Zakky mengangguk. “Iya, Pa. Udah sarapan?”
Lelaki itu mengangguk. “Dimasakin pancake sama Rayan,” katanya. Ia masih memakai baju tidur abu-abu yang Zakky hadiahkan di ulang tahunnya yang ke lima puluh. Kerutan di wajah lelaki itu terpampang di dahi, di bawah mata, di bawah bibir, sebagai bukti nyata bahwa ia tak lagi muda.
Lelaki itu bernama Rudi, sudah dua puluh tahun ia hidup sebagai ayah Zakky dan Rayan. Waktu-waktunya ia habiskan mengurus rumah dan bekerja sebagai dosen tetap di universitas swasta. Ia lelaki yang luar biasa, kalau Zakky boleh melebih-lebihkan. Lahir dalam ketiadaan tapi berhasil tumbuh dengan baik adalah alasan mengapa Rudi menempati posisi penting dalam mimpi-mimpinya.
“Rayan lagi yang masak sarapan?” tanya Zakky. Nada suaranya dingin, seperti representasi sempurna dari udara Bandung pagi itu yang diam-diam masuk lewat celah jendela. Bangunan yang mereka tempati bertiga terasa sesak diliputi hening yang janggal.
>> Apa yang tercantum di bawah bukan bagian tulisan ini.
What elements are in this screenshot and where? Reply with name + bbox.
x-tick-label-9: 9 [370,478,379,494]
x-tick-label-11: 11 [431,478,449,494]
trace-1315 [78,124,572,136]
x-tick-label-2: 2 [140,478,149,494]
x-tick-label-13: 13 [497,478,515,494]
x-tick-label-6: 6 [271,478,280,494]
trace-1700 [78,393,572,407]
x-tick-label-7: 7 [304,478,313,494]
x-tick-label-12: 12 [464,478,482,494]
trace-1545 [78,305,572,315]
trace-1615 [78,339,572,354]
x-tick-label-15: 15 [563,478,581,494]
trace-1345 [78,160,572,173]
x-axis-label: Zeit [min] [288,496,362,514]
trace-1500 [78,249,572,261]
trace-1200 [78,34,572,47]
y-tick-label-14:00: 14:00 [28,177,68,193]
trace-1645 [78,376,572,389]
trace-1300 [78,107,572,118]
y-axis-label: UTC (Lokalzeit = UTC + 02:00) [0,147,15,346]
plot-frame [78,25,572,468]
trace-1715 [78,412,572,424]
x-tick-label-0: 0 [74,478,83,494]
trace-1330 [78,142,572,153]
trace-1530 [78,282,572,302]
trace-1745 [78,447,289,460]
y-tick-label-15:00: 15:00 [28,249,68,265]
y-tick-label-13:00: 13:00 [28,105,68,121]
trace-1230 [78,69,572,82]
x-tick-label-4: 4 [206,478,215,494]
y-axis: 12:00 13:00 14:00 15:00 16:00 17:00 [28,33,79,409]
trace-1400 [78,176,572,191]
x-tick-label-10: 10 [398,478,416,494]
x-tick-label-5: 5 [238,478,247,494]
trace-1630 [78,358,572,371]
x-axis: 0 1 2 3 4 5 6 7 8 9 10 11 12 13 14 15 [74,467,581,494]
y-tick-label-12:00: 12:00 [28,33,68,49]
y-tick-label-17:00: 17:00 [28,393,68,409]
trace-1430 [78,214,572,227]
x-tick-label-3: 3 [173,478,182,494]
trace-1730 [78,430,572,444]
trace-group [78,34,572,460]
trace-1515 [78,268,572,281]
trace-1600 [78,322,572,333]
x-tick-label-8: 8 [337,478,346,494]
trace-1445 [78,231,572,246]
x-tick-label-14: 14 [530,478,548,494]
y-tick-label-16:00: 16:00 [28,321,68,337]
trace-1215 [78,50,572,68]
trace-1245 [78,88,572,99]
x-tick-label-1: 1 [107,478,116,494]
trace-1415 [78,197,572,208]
Papa hanya tersenyum maklum, senyum yang tidak lelah ia pasang meski Zakky yakin hatinya luluh-lantak tanpa sisa.
“Jangan terlalu benci dia,” kata Papanya dengan suara lembut yang selalu Zakky benci. “Dia juga Mama kamu.”
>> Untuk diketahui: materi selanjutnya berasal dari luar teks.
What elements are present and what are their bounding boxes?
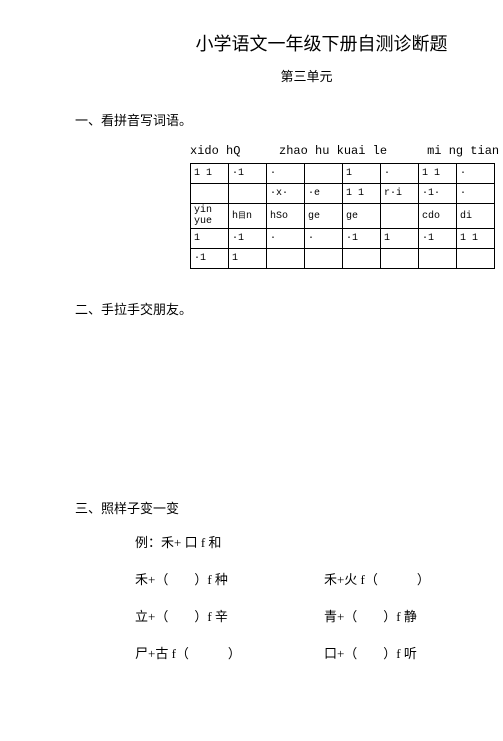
fill-right: 禾+火 f（ ） [324,569,503,588]
cell: 1 1 [343,184,381,204]
cell: 1 1 [419,164,457,184]
pinyin-container: xido hQ zhao hu kuai le mi ng tian 1 1 ·… [190,144,503,269]
cell: ·1 [343,229,381,249]
cell [267,249,305,269]
cell: 1 [343,164,381,184]
subtitle: 第三单元 [110,66,503,85]
cell [419,249,457,269]
fill-left: 尸+古 f（ ） [135,643,324,662]
cell: ·x· [267,184,305,204]
section-2: 二、手拉手交朋友。 [75,299,503,318]
cell: · [381,164,419,184]
cell: · [457,164,495,184]
cell [305,164,343,184]
cell: ·1 [419,229,457,249]
table-row: ·1 1 [191,249,495,269]
cell [381,249,419,269]
pinyin-1: xido hQ [190,144,249,158]
table-row: yin yue h目n hSo ge ge cdo di [191,204,495,229]
cell: 1 1 [191,164,229,184]
main-title: 小学语文一年级下册自测诊断题 [140,30,503,56]
table-row: 1 ·1 · · ·1 1 ·1 1 1 [191,229,495,249]
cell: yin yue [191,204,229,229]
cell [191,184,229,204]
fill-line-3: 尸+古 f（ ） 口+（ ）f 听 [135,643,503,662]
cell: · [457,184,495,204]
table-row: ·x· ·e 1 1 r·i ·1· · [191,184,495,204]
fill-line-2: 立+（ ）f 辛 青+（ ）f 静 [135,606,503,625]
cell: ge [343,204,381,229]
pinyin-row-1: xido hQ zhao hu kuai le mi ng tian [190,144,503,158]
fill-line-1: 禾+（ ）f 种 禾+火 f（ ） [135,569,503,588]
cell-text: n [246,211,252,222]
table-row: 1 1 ·1 · 1 · 1 1 · [191,164,495,184]
section-2-title: 二、手拉手交朋友。 [75,299,503,318]
cell [381,204,419,229]
cell [229,184,267,204]
cell: cdo [419,204,457,229]
cell: ·e [305,184,343,204]
section-1-title: 一、看拼音写词语。 [75,110,503,129]
cell: ·1 [229,229,267,249]
cell: 1 [191,229,229,249]
cell: h目n [229,204,267,229]
cell: · [305,229,343,249]
fill-left: 立+（ ）f 辛 [135,606,324,625]
pinyin-2: zhao hu kuai le [279,144,397,158]
cell: r·i [381,184,419,204]
section-3-title: 三、照样子变一变 [75,498,503,517]
example-line: 例：禾+ 口 f 和 [135,532,503,551]
cell: 1 1 [457,229,495,249]
fill-right: 青+（ ）f 静 [324,606,503,625]
fill-right: 口+（ ）f 听 [324,643,503,662]
cell [305,249,343,269]
cell: ·1 [229,164,267,184]
cell: ·1· [419,184,457,204]
cell: · [267,229,305,249]
section-3: 三、照样子变一变 例：禾+ 口 f 和 禾+（ ）f 种 禾+火 f（ ） 立+… [75,498,503,662]
pinyin-3: mi ng tian [427,144,503,158]
cell: hSo [267,204,305,229]
pinyin-table: 1 1 ·1 · 1 · 1 1 · ·x· ·e 1 1 r·i ·1· · … [190,163,495,269]
cell [343,249,381,269]
cell: ge [305,204,343,229]
cell: ·1 [191,249,229,269]
cell: di [457,204,495,229]
section-1: 一、看拼音写词语。 xido hQ zhao hu kuai le mi ng … [75,110,503,269]
cell [457,249,495,269]
cell: · [267,164,305,184]
cell: 1 [381,229,419,249]
cell: 1 [229,249,267,269]
fill-left: 禾+（ ）f 种 [135,569,324,588]
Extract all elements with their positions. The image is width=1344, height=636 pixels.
Mama. Kata itu terasa pahit di lidah Zakky. Rasanya asing, seperti tahun-tahun yang ia habiskan hidup di bawah kungkungan rasa frustrasi wanita yang pernah melahirkannya. Seolah waktu-waktu itu tidak pernah jadi bagian dari perjalanan hidupnya. Zakky mendengus keras, menolak menyematkan titel agung pada wanita sundal semacam dia. Bayang-bayang tentang bagaimana tubuh polos wanita itu mengerang tak berdaya di bawah pelukan lelaki yang bukan ayahnya cukup membuat Zakky trauma.
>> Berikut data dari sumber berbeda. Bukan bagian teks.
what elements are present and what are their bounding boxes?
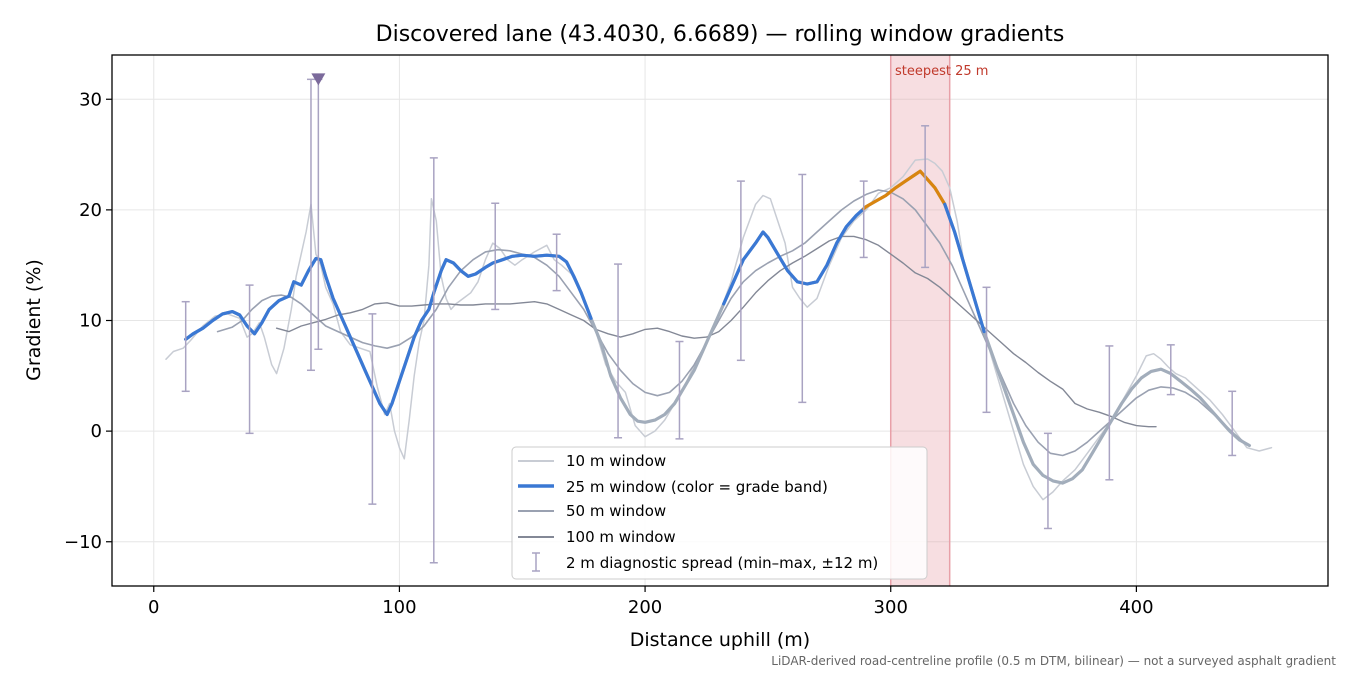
error-bar [1228,390,1237,457]
legend: 10 m window 25 m window (color = grade b… [511,446,928,580]
legend-label-w25: 25 m window (color = grade band) [566,478,828,496]
x-tick-label: 400 [1119,597,1153,618]
error-bar [306,78,315,372]
legend-label-w10: 10 m window [566,452,666,470]
x-tick-label: 300 [874,597,908,618]
legend-label-w50: 50 m window [566,502,666,520]
error-bar [614,263,623,439]
series-segment-w25-moderate [943,202,986,334]
x-axis-label: Distance uphill (m) [630,629,810,651]
error-bar [552,233,561,292]
legend-label-w100: 100 m window [566,528,676,546]
legend-frame [511,446,928,580]
error-bar [368,313,377,505]
y-tick-label: 30 [79,89,102,110]
steepest-band-label: steepest 25 m [895,64,988,79]
series-segment-w25-moderate [722,207,866,306]
error-bar [314,78,323,351]
footnote: LiDAR-derived road-centreline profile (0… [771,654,1336,668]
error-bar [736,180,745,362]
error-bar [1105,345,1114,481]
legend-swatch-errbar [532,552,540,572]
x-axis: 0 100 200 300 400 [148,586,1154,618]
error-bar [675,340,684,440]
chart-title: Discovered lane (43.4030, 6.6689) — roll… [376,22,1065,47]
error-bar [1166,344,1175,396]
x-tick-label: 100 [382,597,416,618]
error-bar [982,286,991,414]
x-tick-label: 200 [628,597,662,618]
y-tick-label: 20 [79,200,102,221]
clip-marker [311,73,326,86]
error-bar [245,284,254,435]
legend-label-errbar: 2 m diagnostic spread (min–max, ±12 m) [566,554,878,572]
series-segment-w25-moderate [184,253,593,417]
error-bar [491,202,500,311]
error-bar [429,157,438,564]
error-bar [1043,432,1052,530]
error-bar [921,125,930,269]
error-bar [798,173,807,404]
y-tick-label: 10 [79,311,102,332]
series-line-w100 [275,235,1157,428]
y-tick-label: 0 [91,421,102,442]
clip-marker-layer [311,73,326,86]
error-bar [859,180,868,259]
y-tick-label: −10 [64,532,102,553]
y-axis: −10 0 10 20 30 [64,89,112,553]
error-bar [181,300,190,393]
series-line-w50 [216,189,1248,457]
series-layer [165,158,1273,501]
error-bars [181,78,1237,564]
x-tick-label: 0 [148,597,159,618]
y-axis-label: Gradient (%) [23,259,45,381]
series-segment-w25-steep [862,169,947,211]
“Zakky berangkat dulu,” katanya, tidak mengindahkan permintaan papanya soal benci-membenci.
Lelaki tua itu mengangguk, senyum hangat masih tersangkut di bibirnya yang tipis. Zakky memilih untuk tidak menjawab, melempar senyum, dan melangkah keluar dengan beragam pikiran berlalu-lalang di kepala.
“Apa mungkin Papa nggak cukup ya, Zak?”
Kalimat papa malam itu masih membayang-bayangi kepala Zakky seperti lintah. Menyedot sedikit demi sedikit kemampuannya percaya bahwa ada beberapa hal di dunia ini yang tidak mengharap pamrih. Mungkin memang begitu, mungkin Papa memang tidak cukup untuk Mama. Mungkin Zakky memang tidak cukup untuk Melati. Mungkin mereka memang diciptakan untuk terus merasa kurang, meski sudah berupaya banyak.
“Kamu tuh cukup.”
“Gampang betul ngomong sama orang,” kata Zakky, terkekeh tanpa ekspresi. “Giliran motivasi diri sendiri aja, nggak becus.”
Zakky menyalakan motor, memasang helm, lalu menarik gas meninggalkan halaman rumah yang menaunginya selama dua puluh tahun. Mungkin rumah itu juga tidak cukup untuknya. Sebagaimana orang-orang akan selalu merasa kecewa begitu mereka mengenal Zakky lebih dalam. Bahwa ia bukan manusia sempurna seperti yang mereka duga. Bahwa ia tak cukup terang untuk jadi matahari, tak cukup cantik untuk jadi bulan, tak pernah cukup bahkan untuk jadi dirinya sendiri.